Introduction to Supervised Learning

  • Instructor: George Borman

  • Focus: Course on supervised learning using scikit-learn

Machine Learning Definition

  • Machine Learning: Process whereby computers learn to make decisions based on data without explicit programming.

    • Example:

    • Predicting whether an email is spam or not based on content and sender.

    • Clustering books into different categories based on contained words and assigning new books to existing clusters.

Types of Learning

  • Supervised Learning: Type of machine learning where outcomes are known.

    • Aim: Build a model that can accurately predict values of previously unseen data.

    • Uses features to predict a target variable.

    • Example: Predicting a basketball player's position based on points per game.

  • Unsupervised Learning: Process of discovering hidden patterns in unlabeled data.

    • Example: Grouping customers based on purchasing behavior without predefined categories.

    • Focuses on clustering, which is a branch of unsupervised learning.

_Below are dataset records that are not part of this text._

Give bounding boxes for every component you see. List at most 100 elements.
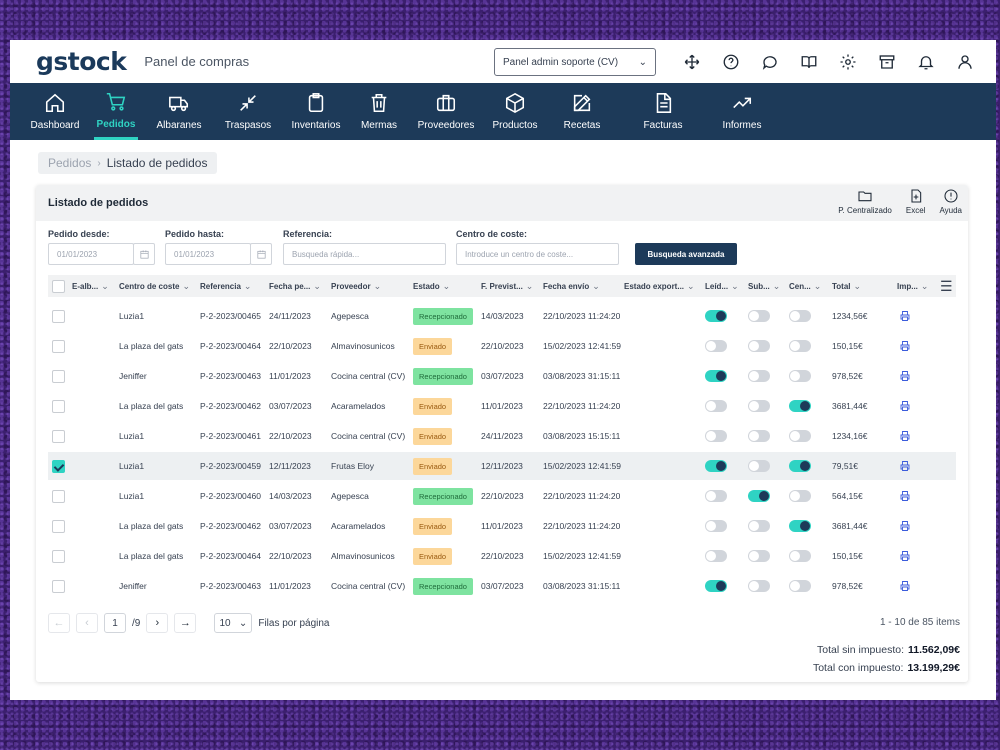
desde-input[interactable]: 01/01/2023 <box>48 243 134 265</box>
toggle-switch[interactable] <box>789 310 811 322</box>
gear-icon[interactable] <box>836 50 860 74</box>
last-page-button[interactable]: → <box>174 613 197 633</box>
toggle-switch[interactable] <box>789 520 811 532</box>
column-header[interactable]: Referencia ⌄ <box>200 275 251 297</box>
column-header[interactable]: Sub... ⌄ <box>748 275 780 297</box>
checkbox[interactable] <box>52 279 65 293</box>
toggle-switch[interactable] <box>705 550 727 562</box>
cell-referencia[interactable]: P-2-2023/00459 <box>200 461 261 471</box>
nav-item-traspasos[interactable]: Traspasos <box>222 83 274 140</box>
column-header[interactable]: Estado ⌄ <box>413 275 450 297</box>
nav-item-recetas[interactable]: Recetas <box>552 83 612 140</box>
toggle-switch[interactable] <box>789 550 811 562</box>
printer-icon[interactable] <box>899 430 911 442</box>
column-header[interactable]: Leíd... ⌄ <box>705 275 739 297</box>
table-row[interactable]: Jeniffer P-2-2023/00463 11/01/2023 Cocina c… <box>48 572 956 600</box>
row-checkbox[interactable] <box>52 369 65 383</box>
nav-item-proveedores[interactable]: Proveedores <box>412 83 480 140</box>
toggle-switch[interactable] <box>748 520 770 532</box>
column-header[interactable]: Estado export... ⌄ <box>624 275 695 297</box>
toggle-switch[interactable] <box>789 340 811 352</box>
toggle-switch[interactable] <box>705 310 727 322</box>
column-menu-icon[interactable]: ☰ <box>940 277 953 294</box>
row-checkbox[interactable] <box>52 519 65 533</box>
calendar-icon[interactable] <box>250 243 272 265</box>
nav-item-albaranes[interactable]: Albaranes <box>148 83 210 140</box>
user-icon[interactable] <box>953 50 977 74</box>
cell-referencia[interactable]: P-2-2023/00461 <box>200 431 261 441</box>
cell-referencia[interactable]: P-2-2023/00462 <box>200 401 261 411</box>
table-row[interactable]: Luzia1 P-2-2023/00460 14/03/2023 Agepesca Re… <box>48 482 956 510</box>
printer-icon[interactable] <box>899 370 911 382</box>
row-checkbox[interactable] <box>52 579 65 593</box>
bell-icon[interactable] <box>914 50 938 74</box>
chat-icon[interactable] <box>758 50 782 74</box>
column-header[interactable]: Fecha pe... ⌄ <box>269 275 321 297</box>
toggle-switch[interactable] <box>789 400 811 412</box>
nav-item-facturas[interactable]: Facturas <box>630 83 696 140</box>
toggle-switch[interactable] <box>705 580 727 592</box>
table-row[interactable]: La plaza del gats P-2-2023/00462 03/07/202… <box>48 392 956 420</box>
nav-item-dashboard[interactable]: Dashboard <box>30 83 80 140</box>
printer-icon[interactable] <box>899 400 911 412</box>
nav-item-mermas[interactable]: Mermas <box>356 83 402 140</box>
breadcrumb-parent[interactable]: Pedidos <box>48 156 92 170</box>
toggle-switch[interactable] <box>748 400 770 412</box>
toggle-switch[interactable] <box>789 460 811 472</box>
cell-referencia[interactable]: P-2-2023/00463 <box>200 581 261 591</box>
row-checkbox[interactable] <box>52 459 65 473</box>
nav-item-pedidos[interactable]: Pedidos <box>94 83 138 140</box>
toggle-switch[interactable] <box>705 400 727 412</box>
cell-referencia[interactable]: P-2-2023/00463 <box>200 371 261 381</box>
toggle-switch[interactable] <box>789 370 811 382</box>
column-header[interactable]: Cen... ⌄ <box>789 275 821 297</box>
table-row[interactable]: Jeniffer P-2-2023/00463 11/01/2023 Cocina c… <box>48 362 956 390</box>
prev-page-button[interactable]: ‹ <box>76 613 98 633</box>
toggle-switch[interactable] <box>748 580 770 592</box>
nav-item-informes[interactable]: Informes <box>714 83 770 140</box>
toggle-switch[interactable] <box>748 310 770 322</box>
printer-icon[interactable] <box>899 520 911 532</box>
hasta-input[interactable]: 01/01/2023 <box>165 243 251 265</box>
toggle-switch[interactable] <box>789 490 811 502</box>
row-checkbox[interactable] <box>52 429 65 443</box>
rows-per-page-select[interactable]: 10 ⌄ <box>214 613 253 633</box>
toggle-switch[interactable] <box>705 520 727 532</box>
select-all-checkbox[interactable] <box>52 275 65 297</box>
printer-icon[interactable] <box>899 340 911 352</box>
column-header[interactable]: E-alb... ⌄ <box>72 275 109 297</box>
book-icon[interactable] <box>797 50 821 74</box>
printer-icon[interactable] <box>899 490 911 502</box>
next-page-button[interactable]: › <box>146 613 169 633</box>
table-row[interactable]: La plaza del gats P-2-2023/00464 22/10/202… <box>48 542 956 570</box>
panel-select[interactable]: Panel admin soporte (CV) ⌄ <box>494 48 656 76</box>
row-checkbox[interactable] <box>52 489 65 503</box>
excel-button[interactable]: Excel <box>906 188 925 215</box>
column-header[interactable]: Centro de coste ⌄ <box>119 275 190 297</box>
printer-icon[interactable] <box>899 580 911 592</box>
row-checkbox[interactable] <box>52 549 65 563</box>
cell-referencia[interactable]: P-2-2023/00464 <box>200 551 261 561</box>
app-logo[interactable]: gstock <box>36 47 127 76</box>
first-page-button[interactable]: ← <box>48 613 70 633</box>
toggle-switch[interactable] <box>705 340 727 352</box>
column-header[interactable]: Imp... ⌄ <box>897 275 928 297</box>
table-row[interactable]: La plaza del gats P-2-2023/00462 03/07/202… <box>48 512 956 540</box>
printer-icon[interactable] <box>899 460 911 472</box>
nav-item-productos[interactable]: Productos <box>488 83 542 140</box>
toggle-switch[interactable] <box>705 490 727 502</box>
centralizado-button[interactable]: P. Centralizado <box>838 188 892 215</box>
toggle-switch[interactable] <box>705 460 727 472</box>
calendar-icon[interactable] <box>133 243 155 265</box>
column-header[interactable]: F. Previst... ⌄ <box>481 275 533 297</box>
help-icon[interactable] <box>719 50 743 74</box>
printer-icon[interactable] <box>899 310 911 322</box>
toggle-switch[interactable] <box>748 370 770 382</box>
row-checkbox[interactable] <box>52 339 65 353</box>
column-header[interactable]: Proveedor ⌄ <box>331 275 381 297</box>
page-input[interactable]: 1 <box>104 613 126 633</box>
toggle-switch[interactable] <box>748 430 770 442</box>
toggle-switch[interactable] <box>789 580 811 592</box>
referencia-input[interactable]: Busqueda rápida... <box>283 243 446 265</box>
toggle-switch[interactable] <box>748 340 770 352</box>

Categories of Supervised Learning

  1. Classification: Predicting the label or category of an observation.

    • Example: Predicting whether a bank transaction is fraudulent or non-fraudulent.

    • This scenario describes binary classification (two possible outcomes).

  2. Regression: Predicting continuous values.

    • Example: Using features like the number of bedrooms and property size to predict the property's price.

Terminology

  • Feature: Independent variable or predictor variable (used throughout the course).

  • Target Variable: Dependent variable or response variable (used throughout the course).

Data Requirements for Supervised Learning

  • Data Criteria:

    • Must not have missing values.

    • Must be in numeric format.

    • Must be stored in Pandas DataFrames or NumPy arrays.

  • Exploratory Data Analysis: Necessary to ensure data is in the correct format before performing supervised learning.

    • Tools: Various Pandas methods for descriptive statistics and appropriate data visualizations.

Scikit-Learn Workflow Syntax

  • General Workflow Steps:

    1. Import a model (algorithm for the supervised learning problem) from an scikit-learn module.

    2. Instantiate the model (create a variable named 'model').

    3. Fit the model to the data to learn patterns about the features and target variable.

    • Fit the model to:

      • x: An array of features.

      • y: An array of target variable values.

    1. Use the model's predict method, passing new observations (e.g., x_new).

    • Example: Feeding features from six emails to a spam classification model results in an array of six values returned by the model:

      • 1 indicates spam.

      • 0 indicates not spam.

Understanding and Practical Applications

  • Aim to check understanding of the principles of supervised learning and its implementation using real data throughout the course.